São Paulo – The global wage average remains below pre-2008 crisis levels and is recovering slowly in developed countries. In developing nations, however, average wages have grown at a faster pace in the last few years and should remain so. In all cases, however, increased worker income is not in keeping with the productivity growth seen in enterprises. So says the Global Wage Report released last Friday (7th) by the International Labour Organization (ILO).
According to the agency, which belongs to the United Nations, in 2011 the average global wage was 1.2% higher than in 2010. In developed nations, wages were down 0.5% from 2006 to 2011 and should be up by nearly zero in 2012. During that same period, wages were up 5% in Asia; 5.2% in Eastern Europe; 2.2% in Latin America; 2.1% in Africa; and down 0.2% in the Middle East. In 2012, wages are expected to rise in Asia, Latin America, Caribbean and Africa, according to the ILO.

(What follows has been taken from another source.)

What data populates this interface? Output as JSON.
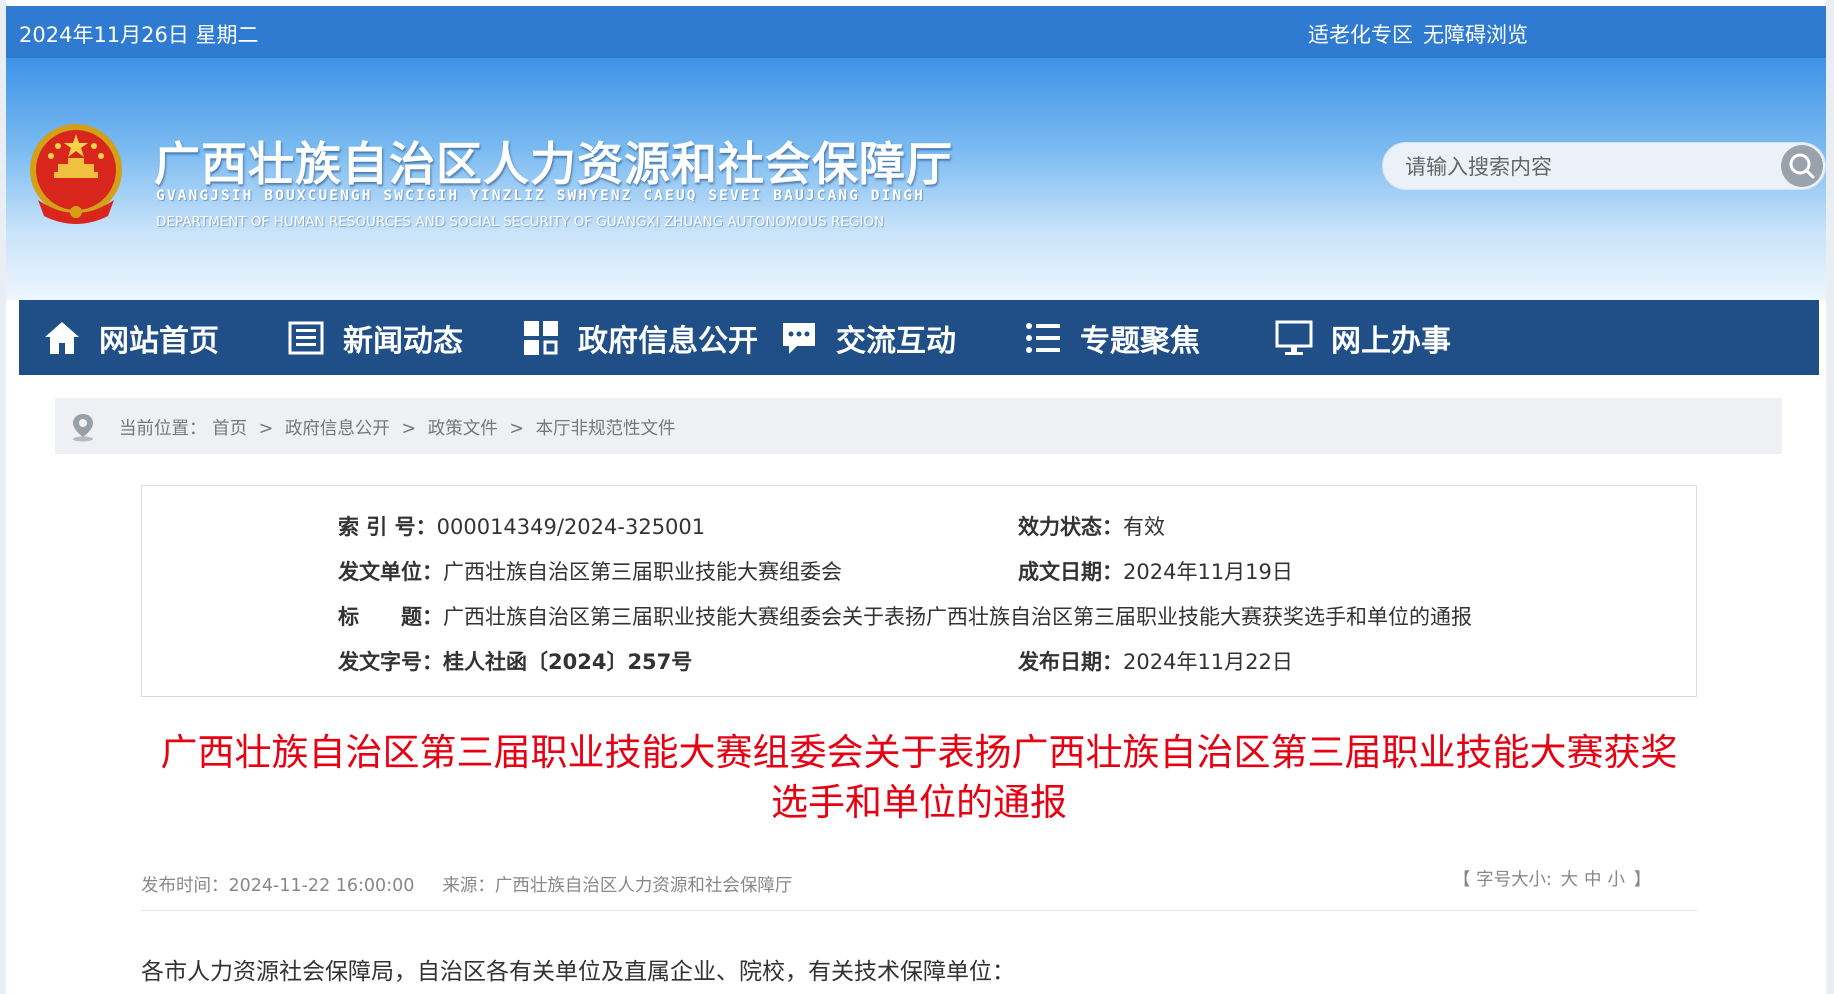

The study also reports the increase in wages over the past 12 years. From 2000 to 2011, wages have grown by an average of 25%; Asia saw a more than twofold increase, and Eastern Europe saw a threefold increase. Wages were up 18% in Africa and 15% in Latin America. In the developed world, wages were by an average of 5%.
According to the report, workers in developed countries are still paid higher wages than their emerging country counterparts. In 2010, a manufacturing worker was paid US$ 1.41 per hour worked in the Philippines, US$ 4.74 in Hungary, US$ 4.86 in Poland, US$ 5.41 in Brazil (the fourth lowest wage out of 30 countries surveyed), US$ 7.16 in Portugal, US$ 14.53 in Spain, US$ 23.32 in the United States, and US$ 34.78 in Denmark, the highest wage of all countries surveyed.
The study also looks into the wage paid-to-worker productivity increase ratio and concludes that wages grew by a lower rate than output. “Also included in the report are recent findings that show wages have grown at a slower pace than labour productivity – the value of goods and services produced per person employed – over the past decades in a majority of countries for which data is available,” according to the study.
ILO director-general Guy Ryder said the differences between productivity and wages are “undesirable” and must be reversed in the countries where it takes place. The “[…] clearest interpretation is that workers and their families are not receiving the fair share they deserve,” he said.